As Minh was explaining the exact formula for getting each little bottle to meet Nancy Spaulding’s exacting standards, a new girl who I hadn’t met yet came into the work room.

“Move, you little shits!” She pushed in past us, saying something that sounded like a curse word in Spanish.

I stared at her in surprise. Was she part of the family, treating us like this? But no, her skin was brown, like mine and she didn’t look anything like Nancy or Gary or Alexis. She was a short girl of maybe around sixteen with large breasts and hips and long black hair, twisted into a knot at the base of her neck.

“Sorry!” Minh squeaked, though she hadn’t done anything wrong. “That’s Maria,” she said to me, nodding at the other girl. “And Maria, this is Kira.”

“Huh, she doesn’t look like much.” Maria looked me over, a bitter sneer twisting her otherwise pretty features. “What’s she doing? I don’t need any help in the kitchen,” she added.
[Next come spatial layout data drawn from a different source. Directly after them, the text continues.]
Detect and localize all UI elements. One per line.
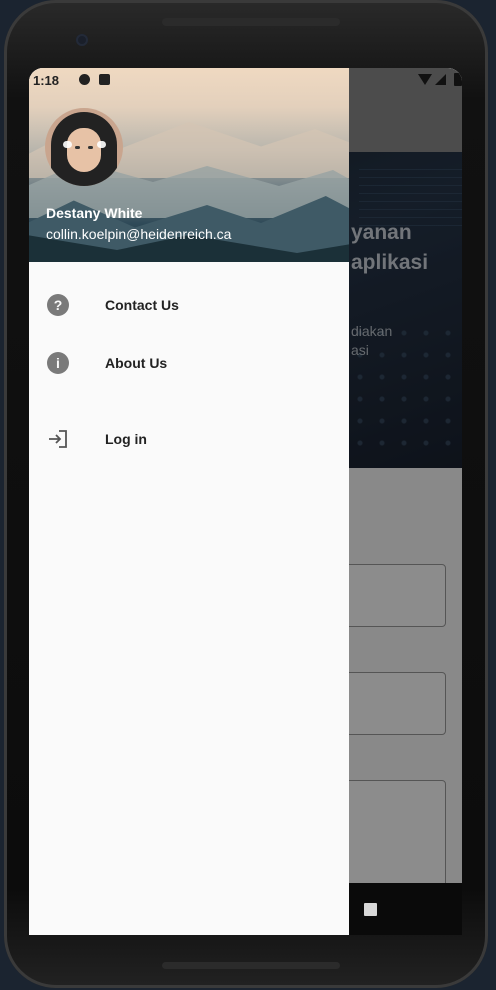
login-icon [49,430,67,448]
recents-icon[interactable] [364,903,377,916]
menu-item-contact-us[interactable]: ? Contact Us [29,280,349,330]
menu-item-log-in[interactable]: Log in [29,414,349,464]
navigation-drawer: Destany White collin.koelpin@heidenreich… [29,68,349,935]
menu-item-about-us[interactable]: i About Us [29,338,349,388]
status-time: 1:18 [33,73,60,88]
sd-card-icon [99,74,110,85]
phone-screen: yanan aplikasi diakan asi Destany White … [29,68,462,935]
user-name: Destany White [46,205,143,221]
menu-item-label: Log in [105,431,147,447]
avatar[interactable] [45,108,123,186]
menu-item-label: About Us [105,355,168,371]
status-bar: 1:18 [29,68,462,93]
battery-icon [454,73,462,86]
menu-item-label: Contact Us [105,297,179,313]
wifi-icon [418,74,432,85]
bottom-speaker [162,962,340,969]
help-circle-icon: ? [47,294,69,316]
front-camera [76,34,88,46]
signal-icon [435,74,446,85]
notification-icon [79,74,90,85]
drawer-header: Destany White collin.koelpin@heidenreich… [29,68,349,262]
user-email: collin.koelpin@heidenreich.ca [46,226,232,242]
top-speaker [162,18,340,26]
info-circle-icon: i [47,352,69,374]
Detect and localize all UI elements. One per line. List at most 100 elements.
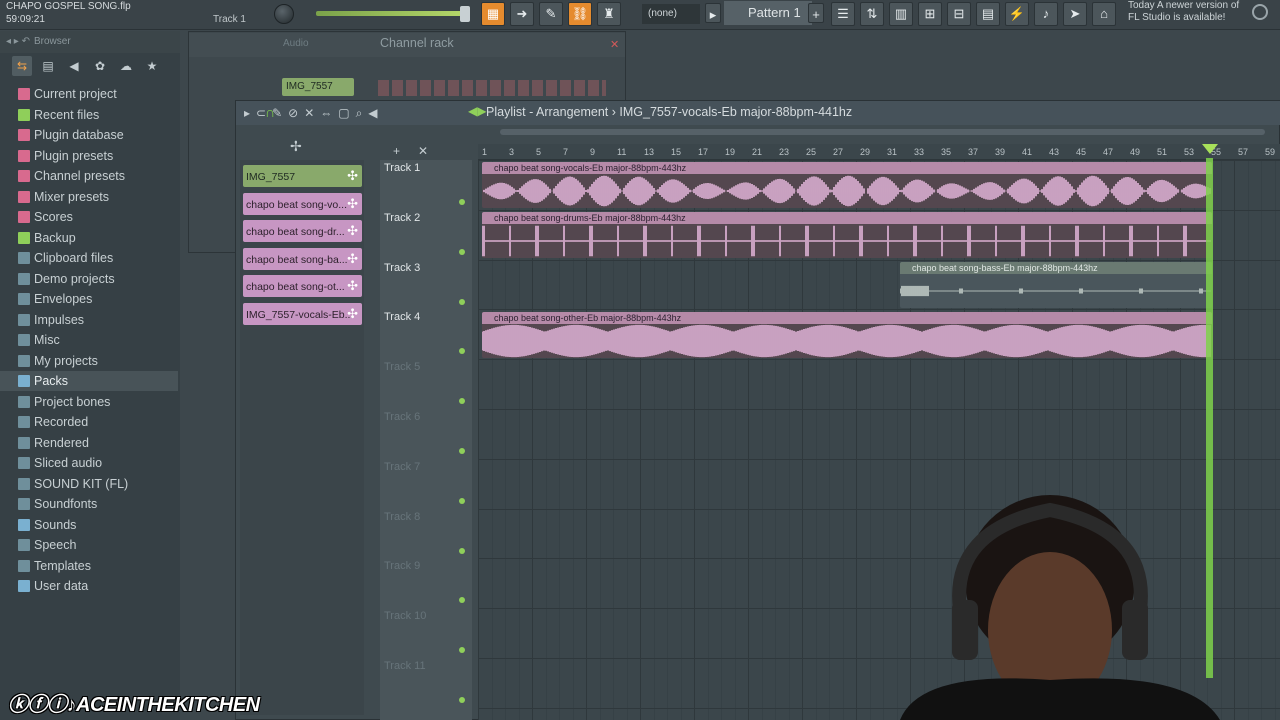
channel-rack-close-icon[interactable]: ✕ <box>610 38 619 51</box>
channel-name-button[interactable]: IMG_7557 <box>282 78 354 96</box>
browser-item[interactable]: Scores <box>18 207 73 227</box>
browser-icon[interactable]: ⊟ <box>947 2 971 26</box>
channel-rack-filter[interactable]: Audio <box>283 38 309 49</box>
browser-item[interactable]: Plugin presets <box>18 146 113 166</box>
track-label[interactable]: Track 3 <box>384 262 420 274</box>
track-mute-icon[interactable] <box>459 497 465 504</box>
browser-item[interactable]: Project bones <box>18 392 110 412</box>
pattern-item[interactable]: chapo beat song-ba... ✣ <box>243 247 362 270</box>
step-forward-icon[interactable]: ➜ <box>510 2 534 26</box>
track-mute-icon[interactable] <box>459 448 465 454</box>
browser-menu-icon[interactable]: ◂ ▸ ↶ <box>6 36 30 47</box>
browser-item[interactable]: User data <box>18 576 88 596</box>
track-mute-icon[interactable] <box>459 199 465 205</box>
track-label[interactable]: Track 2 <box>384 212 420 224</box>
volume-slider-handle[interactable] <box>460 6 470 22</box>
track-mute-icon[interactable] <box>459 248 465 255</box>
browser-item[interactable]: Plugin database <box>18 125 124 145</box>
browser-item[interactable]: Envelopes <box>18 289 92 309</box>
cloud-icon[interactable]: ☁ <box>116 56 136 76</box>
close-track-icon[interactable]: ✕ <box>418 144 428 158</box>
pattern-item[interactable]: chapo beat song-ot... ✣ <box>243 275 362 297</box>
browser-item[interactable]: Channel presets <box>18 166 125 186</box>
browser-item[interactable]: Sounds <box>18 515 76 535</box>
audio-clip[interactable]: chapo beat song-drums-Eb major-88bpm-443… <box>482 212 1212 258</box>
picker-icon[interactable]: ✢ <box>290 138 302 155</box>
browser-item[interactable]: Recorded <box>18 412 88 432</box>
pattern-item[interactable]: IMG_7557-vocals-Eb... ✣ <box>243 302 362 325</box>
pattern-item[interactable]: IMG_7557 ✣ <box>243 165 362 187</box>
folder-icon <box>18 436 30 449</box>
browser-item[interactable]: Templates <box>18 556 91 576</box>
file-icon[interactable]: ▤ <box>976 2 1000 26</box>
magnet-icon[interactable]: ∩ <box>265 104 275 120</box>
update-icon[interactable] <box>1252 4 1268 20</box>
browser-item[interactable]: Mixer presets <box>18 187 109 207</box>
metronome-icon[interactable]: ♜ <box>597 2 621 26</box>
link-icon[interactable]: ⛓ <box>568 2 592 26</box>
tuner-icon[interactable]: ♪ <box>1034 2 1058 26</box>
speaker-icon[interactable]: ◀ <box>64 56 84 76</box>
send-icon[interactable]: ➤ <box>1063 2 1087 26</box>
audio-clip[interactable]: chapo beat song-vocals-Eb major-88bpm-44… <box>482 162 1212 208</box>
ruler-number: 35 <box>941 147 952 157</box>
playlist-arrow-icon[interactable]: ◀▶ <box>468 104 486 118</box>
step-sequencer-row[interactable] <box>378 80 606 96</box>
master-volume-slider[interactable] <box>316 11 468 16</box>
browser-item[interactable]: Clipboard files <box>18 248 113 268</box>
track-label[interactable]: Track 9 <box>384 560 420 572</box>
channel-rack-icon[interactable]: ☰ <box>831 2 855 26</box>
update-notice[interactable]: Today A newer version of FL Studio is av… <box>1128 0 1239 24</box>
plugin-icon[interactable]: ✿ <box>90 56 110 76</box>
add-track-icon[interactable]: + <box>393 144 400 158</box>
pattern-none-dropdown[interactable]: (none) <box>642 4 700 24</box>
track-label[interactable]: Track 5 <box>384 361 420 373</box>
browser-item[interactable]: Speech <box>18 535 76 555</box>
edit-tool-icon[interactable]: ✎ <box>539 2 563 26</box>
track-label[interactable]: Track 7 <box>384 461 420 473</box>
browser-item[interactable]: Backup <box>18 228 76 248</box>
track-mute-icon[interactable] <box>459 697 465 703</box>
piano-roll-icon[interactable]: ⇅ <box>860 2 884 26</box>
plug-icon[interactable]: ⚡ <box>1005 2 1029 26</box>
track-divider <box>478 209 1280 211</box>
audio-clip[interactable]: chapo beat song-other-Eb major-88bpm-443… <box>482 312 1212 358</box>
browser-item[interactable]: Misc <box>18 330 60 350</box>
shop-icon[interactable]: ⌂ <box>1092 2 1116 26</box>
browser-item[interactable]: Current project <box>18 84 117 104</box>
browser-item-label: Scores <box>34 210 73 224</box>
all-icon[interactable]: ⇆ <box>12 56 32 76</box>
browser-item[interactable]: Recent files <box>18 105 99 125</box>
pattern-prev-icon[interactable]: ▸ <box>705 3 721 23</box>
mixer-icon[interactable]: ▥ <box>889 2 913 26</box>
pattern-item[interactable]: chapo beat song-vo... ✣ <box>243 192 362 215</box>
browser-item[interactable]: Rendered <box>18 433 89 453</box>
browser-item[interactable]: Soundfonts <box>18 494 97 514</box>
pattern-selector[interactable]: Pattern 1 <box>724 1 812 25</box>
browser-item[interactable]: Impulses <box>18 310 84 330</box>
browser-item[interactable]: My projects <box>18 351 98 371</box>
plugin-icon[interactable]: ⊞ <box>918 2 942 26</box>
track-label[interactable]: Track 4 <box>384 311 420 323</box>
pattern-item[interactable]: chapo beat song-dr... ✣ <box>243 220 362 242</box>
playlist-view-icon[interactable]: ▦ <box>481 2 505 26</box>
browser-item[interactable]: SOUND KIT (FL) <box>18 474 128 494</box>
browser-item[interactable]: Sliced audio <box>18 453 102 473</box>
track-label[interactable]: Track 6 <box>384 411 420 423</box>
track-mute-icon[interactable] <box>459 298 465 305</box>
track-label[interactable]: Track 8 <box>384 511 420 523</box>
star-icon[interactable]: ★ <box>142 56 162 76</box>
master-pitch-knob[interactable] <box>274 4 294 24</box>
track-label[interactable]: Track 1 <box>384 162 420 174</box>
audio-clip[interactable]: chapo beat song-bass-Eb major-88bpm-443h… <box>900 262 1212 308</box>
add-pattern-icon[interactable]: + <box>808 3 824 23</box>
track-label[interactable]: Track 10 <box>384 610 426 622</box>
playhead-marker-icon[interactable] <box>1202 144 1218 154</box>
playlist-scrollbar[interactable] <box>500 129 1265 135</box>
browser-item[interactable]: Packs <box>0 371 178 391</box>
pattern-item-label: chapo beat song-dr... <box>246 226 345 238</box>
doc-icon[interactable]: ▤ <box>38 56 58 76</box>
track-mute-icon[interactable] <box>459 547 465 554</box>
browser-item[interactable]: Demo projects <box>18 269 115 289</box>
track-label[interactable]: Track 11 <box>384 660 426 672</box>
“She’s taking Tina’s place—she’s on laundry duty,” Minh told her.

“Well, good luck,” Maria said to me. “At least Mr. Gary won’t bother you—he don’t like girls with no tits.”

“What? What’s that supposed to mean?” I looked down at myself. I was a late bloomer at that age—still as skinny as a boy, as was Minh. But in my innocence, I didn’t see why Gary Spaulding would care one way or another about my figure.

“Never mind. Just hope you don’t find out,” Maria said darkly. “Are you two here to make oil bottles or are you just going to stand there getting in my way?” she added, frowning.

“I’m just showing Kira the house,” Minh said quickly. “But I’ll come back up and help you in a minute if you want.”